Christoforetti even touts that more than 85 percent of hip arthroscopy patients return to running before the six-month mark post-surgery.
The best candidates for hip surgery include patients who have:
- Mild or no arthritis (worn-down ball and socket);
- Pain that occurs intermittently or following exercise/sporting activity but resolves when those activities are avoided;
- A healthy body weight;
- Normal hip bone structure;
- No history of narcotic (opioid) use;
- Hip pain lasting less than six months
Likewise, there are also a few possible conditions that can limit the success or recovery rate of hip surgery.
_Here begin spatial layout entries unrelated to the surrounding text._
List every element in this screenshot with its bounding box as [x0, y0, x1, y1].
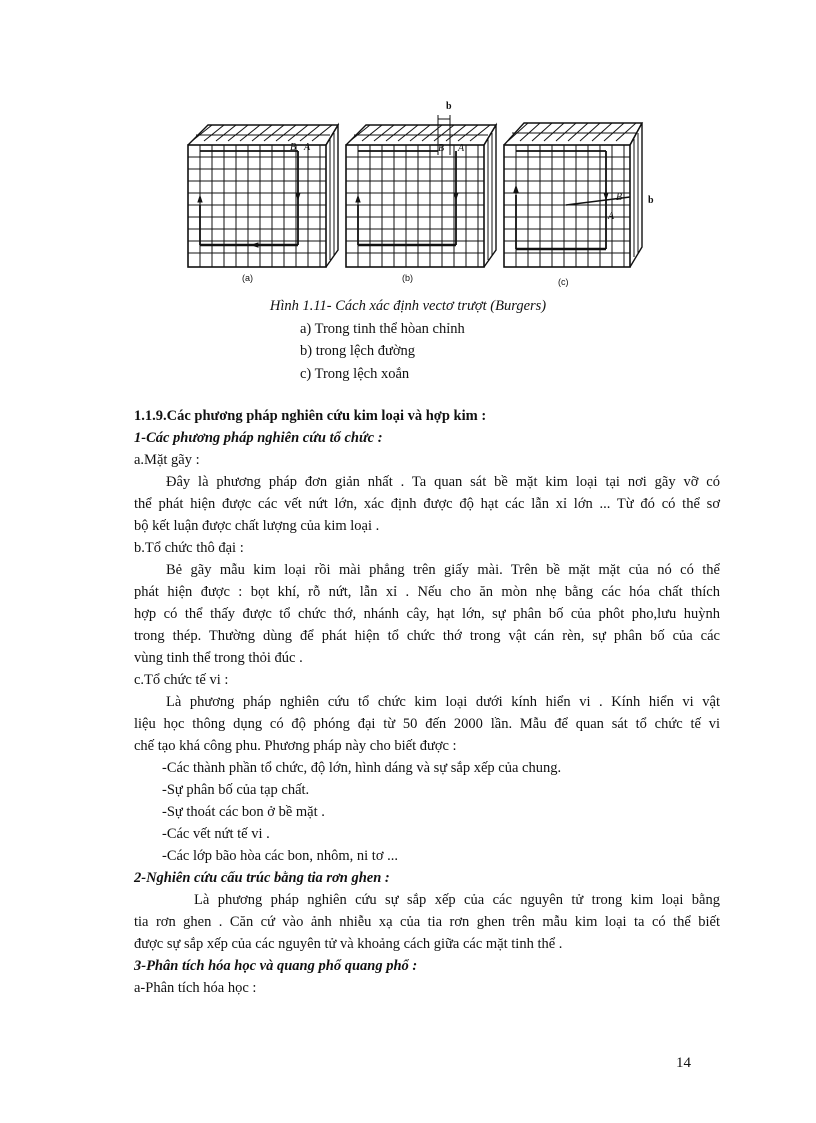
- para-a-line-2: thể phát hiện được các vết nứt lớn, xác định được độ hạt các lẫn xỉ lớn ... Từ đó có thể sơ: [134, 496, 720, 512]
- cube-b: [346, 115, 496, 267]
- point-a-label-a: A: [304, 142, 311, 153]
- caption-item-c: c) Trong lệch xoắn: [300, 366, 410, 382]
- point-b-label-b: B: [438, 143, 445, 154]
- caption-item-b: b) trong lệch đường: [300, 343, 415, 359]
- list-item: -Sự thoát các bon ở bề mặt .: [162, 804, 325, 820]
- point-a-label-c: A: [608, 211, 615, 222]
- item-c-title: c.Tổ chức tế vi :: [134, 672, 229, 688]
- figure-caption: Hình 1.11- Cách xác định vectơ trượt (Burgers): [269, 298, 547, 314]
- point-a-label-b: A: [458, 143, 465, 154]
- panel-label-b: (b): [402, 273, 413, 283]
- panel-label-a: (a): [242, 273, 253, 283]
- section-heading: 1.1.9.Các phương pháp nghiên cứu kim loại và hợp kim :: [134, 408, 487, 424]
- para-b-line-3: hợp có thể thấy được tổ chức thớ, nhánh cây, hạt lớn, sự phân bố của phôt pho,lưu huỳnh: [134, 606, 720, 622]
- panel-label-c: (c): [558, 277, 569, 287]
- caption-item-a: a) Trong tinh thể hòan chỉnh: [300, 321, 465, 337]
- list-item: -Các lớp bão hòa các bon, nhôm, ni tơ ...: [162, 848, 399, 864]
- para-b-line-1: Bẻ gãy mẫu kim loại rồi mài phẳng trên giấy mài. Trên bề mặt mặt của nó có thể: [166, 562, 720, 578]
- para-xray-line-3: được sự sắp xếp của các nguyên tử và khoảng cách giữa các mặt tinh thể .: [134, 936, 563, 952]
- para-b-line-4: trong thép. Thường dùng để phát hiện tổ chức thớ trong vật cán rèn, sự phân bố của các: [134, 628, 720, 644]
- list-item: -Các thành phần tổ chức, độ lớn, hình dáng và sự sắp xếp của chung.: [162, 760, 562, 776]
- para-c-line-2: liệu học thông dụng có độ phóng đại từ 50 đến 2000 lần. Mẫu để quan sát tổ chức tế vi: [134, 716, 720, 732]
- page-number: 14: [676, 1055, 691, 1071]
- item-b-title: b.Tổ chức thô đại :: [134, 540, 244, 556]
- burgers-vector-figure: [180, 95, 654, 295]
- list-item: -Sự phân bố của tạp chất.: [162, 782, 310, 798]
- para-c-line-1: Là phương pháp nghiên cứu tổ chức kim loại dưới kính hiển vi . Kính hiển vi vật: [166, 694, 720, 710]
- para-a-line-1: Đây là phương pháp đơn giản nhất . Ta quan sát bề mặt kim loại tại nơi gãy vỡ có: [166, 474, 720, 490]
- para-b-line-5: vùng tinh thể trong thỏi đúc .: [134, 650, 303, 666]
- lattice-cubes-drawing: [180, 95, 654, 295]
- list-item: -Các vết nứt tế vi .: [162, 826, 270, 842]
- para-a-line-3: bộ kết luận được chất lượng của kim loại .: [134, 518, 380, 534]
- cube-a: [188, 125, 338, 267]
- burgers-b-label-c: b: [648, 195, 654, 206]
- point-b-label-a: B: [290, 142, 297, 153]
- item-a-title: a.Mặt gãy :: [134, 452, 200, 468]
- subheading-2: 2-Nghiên cứu cấu trúc bằng tia rơn ghen :: [134, 870, 390, 886]
- burgers-b-label-b: b: [446, 101, 452, 112]
- subheading-1: 1-Các phương pháp nghiên cứu tổ chức :: [134, 430, 383, 446]
- para-xray-line-2: tia rơn ghen . Căn cứ vào ảnh nhiễu xạ của tia rơn ghen trên mẫu kim loại ta có thể biết: [134, 914, 720, 930]
- point-b-label-c: B: [616, 192, 623, 203]
- subheading-3: 3-Phân tích hóa học và quang phổ quang phổ :: [134, 958, 418, 974]
- para-xray-line-1: Là phương pháp nghiên cứu sự sắp xếp của các nguyên tử trong kim loại bằng: [194, 892, 720, 908]
- para-c-line-3: chế tạo khá công phu. Phương pháp này cho biết được :: [134, 738, 457, 754]
- item-3a-title: a-Phân tích hóa học :: [134, 980, 257, 996]
- para-b-line-2: phát hiện được : bọt khí, rỗ nứt, lẫn xỉ . Nếu cho ăn mòn nhẹ bằng các hóa chất thích: [134, 584, 720, 600]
These include but are not limited to:
- Chronic, constant severe pain unrelated to activity
- Pain at night
- Pain that requires narcotic medicine
- Severe hip arthritis
- Severe developmental hip conditions
- Avascular necrosis of the hip
- Severe depression or anxiety
- History of prior spinal conditions requiring treatment
Even minimally invasive surgeries such as hip arthroscopy are always the last resort in your doctor’s treatment plan. Christoforetti says many non-surgical treatment options can help alleviate joint pain, including rest, medications such as analgesics or antibiotics, injections, and physical/occupational therapy.
“While prevention of injury is never 100 percent possible, our experience allows us to make a few suggestions,” Christoforetti adds. “Stretching should not be extreme, produce deep joint pain, or be combined with heavy impact training immediately following a deep stretch, such as running after performing yoga. When the hip joint feels as though it wants to stop rotating during exercise, avoid rotating further to protect the cartilage and tissues from injury.
“Most importantly, in our mid-adult years, we need more time to recover and warm up before explosive training to avoid problems.”